Splitting file into parts by bits

378 Views Asked by At

Ok, so this is a unique question.

We are getting files (daily) from a company. These files are downloaded from their servers to ours (SFTP). The company that we deal with deals with a third party provider that creates the files (and reduces their size) to make downloads faster and also reduce file-size on their servers.

We download 9 files daily from the server, 3 groups of 3 files
Each group of files consists of 2 XML files and one "image" file.
One of these XML files gives us information on the 'image' file. Information in the XML file we need:

  • offset: Gives us where a section of data starts
  • length: Used with offset, gives us the end of that section
  • count: Gives us the number of elements held in the file


The 'image' file itself is unusable until we split the file into pieces based on the offset and length of each image in the file. The images are basically concatenated together. We need to extract these images to be able to view them.
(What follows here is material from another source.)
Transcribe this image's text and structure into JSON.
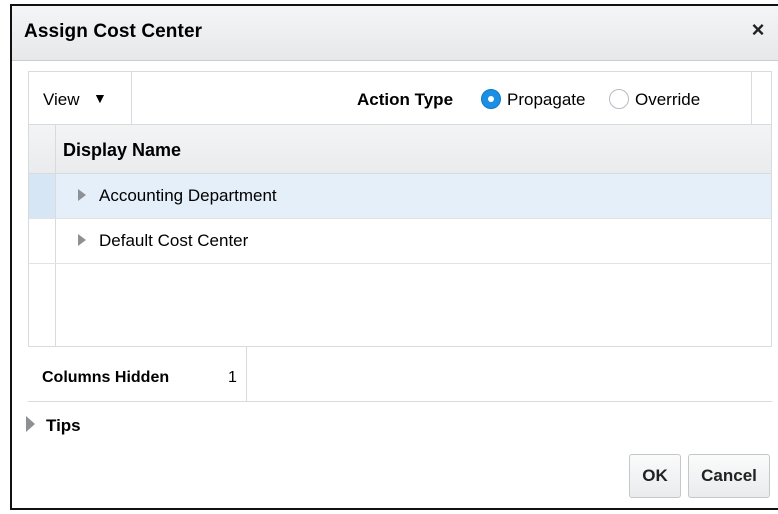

An example of offset, length and count values are as follows:

offset: 0
length: 2670

offset: 2670
length: 2670

offset: 5340
length: 2670

offset: 8010
length: 2670

count: 4

This means that there are 4 (count) items. The first count item begins at offset[0] and is length[0] in length. The second item begins at offset[1] and is length[1] in length, etc.

I need to split the images at these points and these points PRECISELY without room for error. The third party provider will not provide us with the code and we are to figure this out ourselves. The image file is not readable without splitting the files and are essentially useless until then.


My question: Does anyone have a way of splitting files at a specific byte?

P.S. I do not have any code yet. I don't even know where to begin with this one. I am not new to coding, but I have never done file splitting by the byte.

I don't care which language this uses. I just need to make it work.


EDIT
The OS is Windows

1

There are 1 best solutions below

1
On

You hooked me. Here's a rough Java method that can split a file based on offset and length. This requires at least Java 8.

A few of the classes used:

And an article I found helpful in producing this example.

/**
 * Method that splits the data provided in fileToSplit into outputDirectory based on the
 * collection of offsets and lengths provided in offsetAndLength.
 * 
 * Example of input offsetAndLength:
 *      Long[][] data = new Long[][]{
 *          {0, 2670},
 *          {2670, 2670},
 *          {5340, 2670},
 *          {8010, 2670}
 *      };
 * 
 * Output files will be placed in outputDirectory and named img0, img1... imgN
 * 
 * @param fileToSplit
 * @param outputDirectory
 * @param offsetAndLength
 * @throws IOException
 */
public static void split( Path fileToSplit, Path outputDirectory, Long[][] offsetAndLength ) throws IOException{

    try (SeekableByteChannel sbc = Files.newByteChannel(fileToSplit, StandardOpenOption.READ )){
        for(int x = 0; x < offsetAndLength.length; x++){

            ByteBuffer buffer = ByteBuffer.allocate(offsetAndLength[x][4].intValue());
            sbc.position(offsetAndLength[x][0]);
            sbc.read(buffer);

            buffer.flip();
            File img = new File(outputDirectory.toFile(), "img"+x);
            img.createNewFile();

            try(FileChannel output = FileChannel.open(img.toPath(), StandardOpenOption.WRITE)){
                output.write(buffer);
            }

            buffer.clear();
        }
    }

}

I leave parsing the XML file to you.